Running Against the Wind

The mime: the clown’s dirty cousin
The World Wildlife Fund is trying to keep mimes out of Fort Dauphin, Madagascar. This is a good thing. The last thing a poor, desolate part of Africa needs is an influx of street performers who will compete for … wait, what? The WWF is against mines in Fort Dauphin.
Well, that’s a different story. Roy Innis, chairman of CORE (Congress of Racial Equality), had something to say about the WWF and other organizations in a recent editorial that appeared in Investor’s Business Daily…
The WWF, Greenpeace, Oxfam, Sierra Club, Rainforest Action Network and other multinational activist groups battle mines in Romania, Peru, Chile, Ghana and Indonesia; electricity projects in Uganda, India and Nepal; biotechnology that could improve farm incomes and reduce malnutrition in Kenya, India, Brazil and the Philippines; and DDT that could slash malaria rates in Africa, where the disease kills 3,000 children a day.
They harp on technology’s speculative hazards and ignore real, life-or-death dangers that modern mining, development and technology would reduce or prevent. They never mention the jobs, clinics, schools, roads, improved housing and small business opportunities — or the electricity, refrigeration, safe water, better nutrition, reduced disease and fewer dead children.

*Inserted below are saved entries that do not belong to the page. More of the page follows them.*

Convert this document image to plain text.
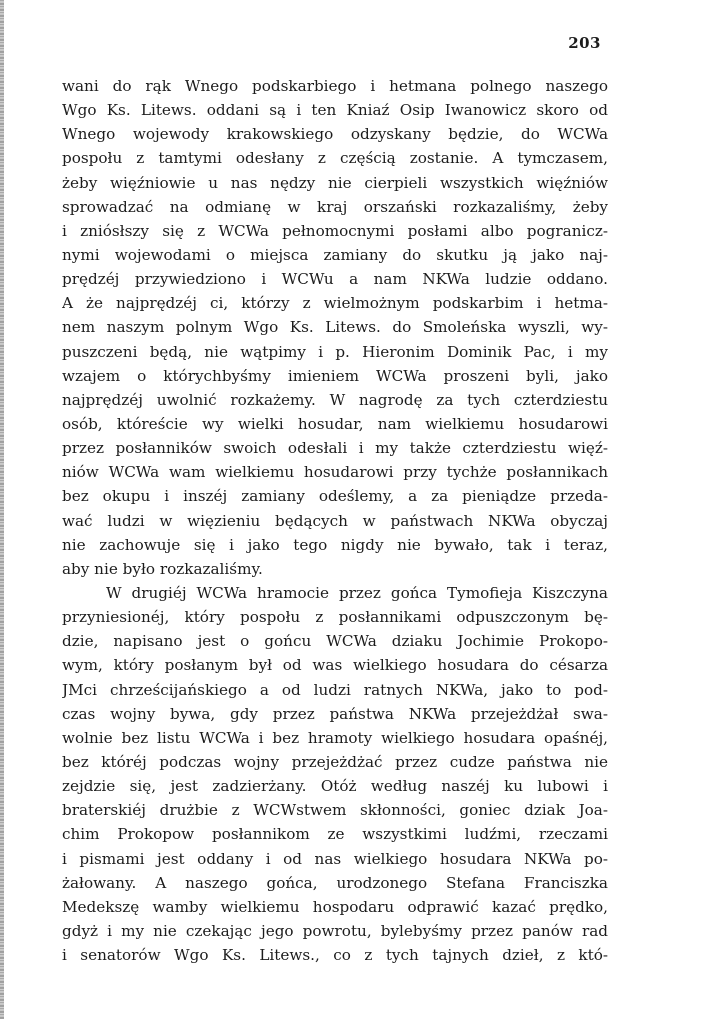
203
wani do rąk Wnego podskarbiego i hetmana polnego naszego
Wgo Ks. Litews. oddani są i ten Kniaź Osip Iwanowicz skoro od
Wnego wojewody krakowskiego odzyskany będzie, do WCWa
pospołu z tamtymi odesłany z częścią zostanie. A tymczasem,
żeby więźniowie u nas nędzy nie cierpieli wszystkich więźniów
sprowadzać na odmianę w kraj orszański rozkazaliśmy, żeby
i zniósłszy się z WCWa pełnomocnymi posłami albo pogranicz-
nymi wojewodami o miejsca zamiany do skutku ją jako naj-
prędzéj przywiedziono i WCWu a nam NKWa ludzie oddano.
A że najprędzéj ci, którzy z wielmożnym podskarbim i hetma-
nem naszym polnym Wgo Ks. Litews. do Smoleńska wyszli, wy-
puszczeni będą, nie wątpimy i p. Hieronim Dominik Pac, i my
wzajem o którychbyśmy imieniem WCWa proszeni byli, jako
najprędzéj uwolnić rozkażemy. W nagrodę za tych czterdziestu
osób, któreście wy wielki hosudar, nam wielkiemu hosudarowi
przez posłanników swoich odesłali i my także czterdziestu więź-
niów WCWa wam wielkiemu hosudarowi przy tychże posłannikach
bez okupu i inszéj zamiany odeślemy, a za pieniądze przeda-
wać ludzi w więzieniu będących w państwach NKWa obyczaj
nie zachowuje się i jako tego nigdy nie bywało, tak i teraz,
aby nie było rozkazaliśmy.
W drugiéj WCWa hramocie przez gońca Tymofieja Kiszczyna
przyniesionéj, który pospołu z posłannikami odpuszczonym bę-
dzie, napisano jest o gońcu WCWa dziaku Jochimie Prokopo-
wym, który posłanym był od was wielkiego hosudara do césarza
JMci chrześcijańskiego a od ludzi ratnych NKWa, jako to pod-
czas wojny bywa, gdy przez państwa NKWa przejeżdżał swa-
wolnie bez listu WCWa i bez hramoty wielkiego hosudara opaśnéj,
bez któréj podczas wojny przejeżdżać przez cudze państwa nie
zejdzie się, jest zadzierżany. Otóż według naszéj ku lubowi i
braterskiéj drużbie z WCWstwem skłonności, goniec dziak Joa-
chim Prokopow posłannikom ze wszystkimi ludźmi, rzeczami
i pismami jest oddany i od nas wielkiego hosudara NKWa po-
żałowany. A naszego gońca, urodzonego Stefana Franciszka
Medekszę wamby wielkiemu hospodaru odprawić kazać prędko,
gdyż i my nie czekając jego powrotu, bylebyśmy przez panów rad
i senatorów Wgo Ks. Litews., co z tych tajnych dzieł, z któ-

Mr. Innis takes aim at one of the key problems that many reasonable people have with hard-core environmentalism - it smacks of elitism and Big Brother power-grabbing.
Whether it’s a former Senator with a personal energy bill 10 times higher than the state average or an activist lawyer from an American political dynasty opposing wind farming near his property while insisting the rest of us foot the bill for energy alternatives, there seem to be no shortage of politicians, lawyers and lobbying groups telling you what’s best for you (even if you are too uniformed or naive to know it).
Mr. Innis gives us a clear example of this type of behavior as it relates to the mine in Madagascar:
“People here have no jobs,” Mark Fenn admitted, after taking documentary producers on a tour of his $35,000 catamaran and the site of his new coastal home. “But if you could count how many times they smile in a day, if you could measure stress” and compare that with “well-off people” in London or New York, “then tell me, who is rich and who is poor?”
Fenn is coordinator of the World Wildlife Fund’s campaign against a proposed mining project near Fort Dauphin, Madagascar. The locals strongly support the project and want the jobs, development, improved living standards and environmental quality the state-of-the-art operation will bring…
But Fenn claims the mine will change the “quaint” village and harm the environment. He says he feels “like a resident,” his children “were born and raised” there, and the locals “don’t consider education to be important” and would just spend their money on parties, jeans and stereos.
WTF. How is it that Fenn forgot to mention watermelon and comfortable shoes?
Shall we talk about “morality” while we’re on the subject? Innis goes on to contrast the “benefits” and “evils” of two different courses of action:
Agitators use global warming and “corporate social responsibility” to force companies to acquiesce to their agendas — and ignore human rights to energy and technology, and people’s desperate cries for a chance to take their rightful places among the Earth’s healthy and prosperous people.
They pervert “sustainable development” to mean no development, and ignore how mines will lay the foundation that will sustain prosperity and better living standards for generations …
Why hasn’t the United Nations criticized the institutional racism being perpetrated in the name of “saving the planet”? Where are U.S. civil rights groups, media, churches and these poor countries’ leaders? This intolerable situation cannot continue. People of conscience must no longer remain silent.
The full editorial is at the Investors Business Daily website. It is a powerful, well-reasoned case for encouraging progress and letting people decide their own destinies.
global warming, climate change, Roy Innis, CORE, Congress of Racial Equality, Africa, Fort Dauphin, Madagascar, World Wildlife Fund, Greenpeace, Oxfam, Sierra Club, Rainforest Action Network, Mark Fenn, progress, technology,




June 14th, 2007 at 12:29 pm
HAHAHAHA Sorry, I’m still picturing them arresting a mime because he was racially inappropriate.